My wife and I have a large sum of student loans (>150k together). She is now out of school and I'm in the latter years of a PhD program. So we both have steady incomes. My loans are from the government and my wife's are half-government/half-private.

We are considering taking out a private loan to pay off the entire sum of student loans (or at least a large-majority sum). I have great credit and I expect I can get an interest rate well below 5% (probably ~3.x%). The student loans have various interest rates well above 5%. With a quick back-of-envelope calculation it looks like we would save about 10 or 15 thousand dollars over the life of the private loan compared to the life of the student loans.

I'm trying to think about upsides and downsides to taking out the private loan. I've found surprisingly little about this on the web. Maybe most young students don't have good credit so this isn't an option.


  1. Save 10-15k over the next 15 years (due to lower interest rate)


  1. Private loans will be less flexible if we cannot make payments for some reason.
  2. Won't be able to continue deducting student loan interest payments. (I don't see this as a huge benefit since a couple thousand dollars in annual deductions doesn't seem compare at all the saving $15k.)

I appreciate any other additional pros/cons or overall advice.

  • 3
    do you have an actual offer for up to 150K in loans at ~3% or it is just a guess? May 5, 2014 at 9:56
  • 14
    Pro: The private loans are bankrupt-able. Student loans are not.
    – Pete B.
    May 5, 2014 at 12:24
  • 1
    +1 @PeteBelford Hopefully, it doesn't come to that. But useful to know. May 5, 2014 at 13:36
  • 3
    I would actually start the conversation with a bank/lender. Loans without collateral are not so cheap, nor as easy to come by. My 15 yr term mortgage is 3.5% and HELOC 2.5% (variable, of course) but both of these are nearly risk free to bank as total loans are less than 1/3 my home's value. Aside from that, if you can get a low rate, I'd go for it. May 5, 2014 at 13:52
  • 1
    First step, I'd talk to a bank about what rates they give on a personal loan. I don't know just where you live or what bank you use, but I doubt you can get 3% on a personal loan. I was just looking for a small, short-term loan -- ca $6,000 for a year or two -- I have an above-average income and my credit score is about 800, and they offered me 11%. Mortgages these days are running circa 4%, and from the bank's point of view that's the safest loan out there: they get a bunch of money up front in closing costs, plus if you default they have a lien on the house. ...
    – Jay
    May 5, 2014 at 13:55

2 Answers 2


I did a quick check at USAA that shows 7-year personal loans at around 8.5%. Their rates (if you are a member) tend to be competitive. I don't think government subsidized student loans are that high. Perhaps the private student loans are higher than that, in which case refinancing them would not necessarily be a terrible idea.

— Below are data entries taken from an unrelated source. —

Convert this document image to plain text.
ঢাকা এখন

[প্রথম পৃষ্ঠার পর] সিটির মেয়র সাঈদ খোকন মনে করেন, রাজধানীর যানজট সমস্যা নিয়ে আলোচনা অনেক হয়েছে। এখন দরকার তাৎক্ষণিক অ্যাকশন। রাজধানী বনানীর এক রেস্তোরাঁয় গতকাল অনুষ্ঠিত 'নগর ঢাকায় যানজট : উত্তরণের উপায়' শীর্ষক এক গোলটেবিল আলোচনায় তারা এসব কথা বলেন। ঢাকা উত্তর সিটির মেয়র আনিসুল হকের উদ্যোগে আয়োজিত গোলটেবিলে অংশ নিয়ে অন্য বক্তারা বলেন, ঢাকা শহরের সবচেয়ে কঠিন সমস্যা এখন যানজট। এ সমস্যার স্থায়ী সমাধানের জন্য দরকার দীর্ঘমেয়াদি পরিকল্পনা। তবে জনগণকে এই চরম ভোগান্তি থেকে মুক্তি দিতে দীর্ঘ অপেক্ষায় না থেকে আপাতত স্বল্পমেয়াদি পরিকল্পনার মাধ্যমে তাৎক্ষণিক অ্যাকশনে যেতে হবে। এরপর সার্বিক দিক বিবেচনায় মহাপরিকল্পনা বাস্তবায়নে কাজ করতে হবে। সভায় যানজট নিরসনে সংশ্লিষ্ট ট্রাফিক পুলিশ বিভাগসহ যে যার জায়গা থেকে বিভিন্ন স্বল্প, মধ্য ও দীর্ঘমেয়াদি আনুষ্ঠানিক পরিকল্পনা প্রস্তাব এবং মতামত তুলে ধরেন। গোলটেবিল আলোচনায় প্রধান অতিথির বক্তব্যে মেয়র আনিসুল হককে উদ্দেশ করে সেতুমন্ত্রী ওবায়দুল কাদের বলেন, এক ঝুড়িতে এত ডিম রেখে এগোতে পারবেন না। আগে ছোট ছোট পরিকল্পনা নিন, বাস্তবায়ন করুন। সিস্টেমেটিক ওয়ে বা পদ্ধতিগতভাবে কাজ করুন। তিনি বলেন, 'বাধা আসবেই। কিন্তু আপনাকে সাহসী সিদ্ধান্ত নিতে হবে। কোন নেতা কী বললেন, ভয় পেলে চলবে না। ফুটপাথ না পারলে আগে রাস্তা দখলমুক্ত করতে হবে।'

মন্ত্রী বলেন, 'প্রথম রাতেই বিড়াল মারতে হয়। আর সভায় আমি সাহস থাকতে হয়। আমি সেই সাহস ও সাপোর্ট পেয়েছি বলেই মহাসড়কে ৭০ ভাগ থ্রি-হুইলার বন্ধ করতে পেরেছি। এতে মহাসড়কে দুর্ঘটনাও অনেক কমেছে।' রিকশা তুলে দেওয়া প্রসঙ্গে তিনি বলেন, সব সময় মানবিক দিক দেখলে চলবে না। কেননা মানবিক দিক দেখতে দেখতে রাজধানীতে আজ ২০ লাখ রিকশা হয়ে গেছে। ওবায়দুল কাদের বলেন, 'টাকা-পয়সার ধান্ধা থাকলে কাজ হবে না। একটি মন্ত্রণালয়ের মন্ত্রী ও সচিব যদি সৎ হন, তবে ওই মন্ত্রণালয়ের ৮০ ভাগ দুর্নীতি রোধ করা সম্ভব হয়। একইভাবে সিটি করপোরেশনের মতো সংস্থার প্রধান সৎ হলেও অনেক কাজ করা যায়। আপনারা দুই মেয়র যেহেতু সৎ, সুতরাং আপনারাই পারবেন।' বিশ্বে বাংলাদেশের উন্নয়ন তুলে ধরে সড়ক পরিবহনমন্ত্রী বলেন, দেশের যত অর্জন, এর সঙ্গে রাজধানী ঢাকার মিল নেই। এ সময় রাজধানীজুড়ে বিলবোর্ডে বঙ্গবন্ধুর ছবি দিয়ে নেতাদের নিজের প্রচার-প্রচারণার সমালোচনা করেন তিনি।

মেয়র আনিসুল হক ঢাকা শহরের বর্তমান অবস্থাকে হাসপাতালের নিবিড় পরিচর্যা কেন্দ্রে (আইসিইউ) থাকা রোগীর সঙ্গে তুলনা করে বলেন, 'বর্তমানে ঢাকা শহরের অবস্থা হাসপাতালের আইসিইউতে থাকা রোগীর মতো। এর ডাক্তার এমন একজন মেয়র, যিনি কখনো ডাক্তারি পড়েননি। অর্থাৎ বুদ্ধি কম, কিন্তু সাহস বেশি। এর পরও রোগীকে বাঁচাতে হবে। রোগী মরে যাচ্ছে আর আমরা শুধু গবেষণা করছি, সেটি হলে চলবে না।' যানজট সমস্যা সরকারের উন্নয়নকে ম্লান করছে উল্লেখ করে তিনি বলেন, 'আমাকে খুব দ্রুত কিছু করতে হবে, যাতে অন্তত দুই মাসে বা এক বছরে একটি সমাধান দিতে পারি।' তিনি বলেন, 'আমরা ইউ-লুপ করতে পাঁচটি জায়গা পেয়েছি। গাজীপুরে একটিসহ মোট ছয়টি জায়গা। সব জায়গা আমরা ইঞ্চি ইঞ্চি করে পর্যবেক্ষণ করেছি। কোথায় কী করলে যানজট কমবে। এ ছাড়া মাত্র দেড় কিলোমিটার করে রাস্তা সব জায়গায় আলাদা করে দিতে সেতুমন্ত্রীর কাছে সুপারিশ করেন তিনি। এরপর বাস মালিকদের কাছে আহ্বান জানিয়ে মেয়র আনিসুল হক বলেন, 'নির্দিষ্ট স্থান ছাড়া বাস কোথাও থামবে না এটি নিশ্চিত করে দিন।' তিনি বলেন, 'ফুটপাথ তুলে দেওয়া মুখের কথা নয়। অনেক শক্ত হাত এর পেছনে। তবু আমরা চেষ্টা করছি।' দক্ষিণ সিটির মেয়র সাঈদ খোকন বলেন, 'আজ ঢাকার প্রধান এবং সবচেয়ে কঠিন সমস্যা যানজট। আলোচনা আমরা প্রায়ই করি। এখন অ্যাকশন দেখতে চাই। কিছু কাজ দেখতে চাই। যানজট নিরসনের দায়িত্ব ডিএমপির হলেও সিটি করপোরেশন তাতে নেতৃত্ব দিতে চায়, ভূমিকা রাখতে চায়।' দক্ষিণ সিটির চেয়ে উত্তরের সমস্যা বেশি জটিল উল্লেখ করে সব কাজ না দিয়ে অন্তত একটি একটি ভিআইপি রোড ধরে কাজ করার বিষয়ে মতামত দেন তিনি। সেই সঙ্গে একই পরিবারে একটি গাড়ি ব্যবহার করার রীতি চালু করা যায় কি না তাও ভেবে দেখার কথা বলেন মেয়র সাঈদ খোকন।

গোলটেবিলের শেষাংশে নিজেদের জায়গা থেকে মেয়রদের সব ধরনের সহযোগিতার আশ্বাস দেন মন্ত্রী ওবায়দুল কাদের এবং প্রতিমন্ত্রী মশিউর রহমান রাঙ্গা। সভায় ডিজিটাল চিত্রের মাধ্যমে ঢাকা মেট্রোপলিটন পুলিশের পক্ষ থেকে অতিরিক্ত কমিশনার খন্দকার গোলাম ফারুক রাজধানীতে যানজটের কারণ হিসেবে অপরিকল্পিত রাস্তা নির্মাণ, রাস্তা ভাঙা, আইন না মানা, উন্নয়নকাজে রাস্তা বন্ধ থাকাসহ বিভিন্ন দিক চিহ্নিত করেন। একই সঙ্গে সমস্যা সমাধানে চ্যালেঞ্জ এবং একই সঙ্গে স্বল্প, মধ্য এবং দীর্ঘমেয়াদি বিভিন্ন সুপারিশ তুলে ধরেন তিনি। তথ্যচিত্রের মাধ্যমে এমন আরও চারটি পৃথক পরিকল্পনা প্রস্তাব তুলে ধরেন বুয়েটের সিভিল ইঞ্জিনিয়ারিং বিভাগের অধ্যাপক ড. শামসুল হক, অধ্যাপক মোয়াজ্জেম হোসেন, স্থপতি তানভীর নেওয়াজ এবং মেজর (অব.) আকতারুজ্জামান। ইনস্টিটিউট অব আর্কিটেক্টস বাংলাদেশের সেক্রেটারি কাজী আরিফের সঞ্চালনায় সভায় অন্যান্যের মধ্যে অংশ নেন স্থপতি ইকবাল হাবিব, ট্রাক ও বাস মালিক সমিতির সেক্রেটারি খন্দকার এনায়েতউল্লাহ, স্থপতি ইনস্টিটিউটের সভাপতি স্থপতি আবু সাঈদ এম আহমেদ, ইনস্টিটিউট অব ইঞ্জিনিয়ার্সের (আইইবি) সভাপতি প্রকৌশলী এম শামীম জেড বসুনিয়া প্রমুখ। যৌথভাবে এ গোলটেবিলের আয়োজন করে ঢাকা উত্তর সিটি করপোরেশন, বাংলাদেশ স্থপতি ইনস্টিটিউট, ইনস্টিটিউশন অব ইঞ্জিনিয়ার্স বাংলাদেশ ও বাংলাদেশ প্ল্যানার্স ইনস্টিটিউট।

For Federal student loans, in addition to income-based repayment plans, you may be able to get the loan forgiven if you teach or go into public service or non-profit work for a sufficient length of time. If you're getting a PhD in order to work in academia, this may be a better bet.


First, keep in mind that this whole things smells suspicious to me. I've never heard of anyone being able to borrow enough cash to pay off their student loans (especially 150k worth) but who knows. Usually banks won't even lend that kind of money for a secured obligation without making you go through a million hoops but what do I know. Is this an HLOC or maybe a student loan consolidation?

Several options come to mind:

  • if someone really is willing to let you borrow 150k in cash while you're sitting on top of 150k in student loan debt... why not use that money to pay off your student loans and then declare bankruptcy to wipe out that debt? Talk to a bankruptcy attorney before you do this, there are pitfalls. Also, make sure you are actually going to end up with loans that are not student loans at the end of this, or they will not be discharged in BK. If you're just consolidating you'll end up with a student loan to replace your previous student loan.

  • each of you go into teaching or some other public service job and after 10 years of payments, everything remaining gets forgiven. I don't believe the public service forgiveness event is currently taxable income. If the best job you can get happens to be public service, this is probably a great path to take. I think you can combine this with IBR as well and have quite a comfortable life while you're repaying.

  • if you have significant income, low living expenses and the interest rates aren't too high, it might be quicker to just pay it off in a few years.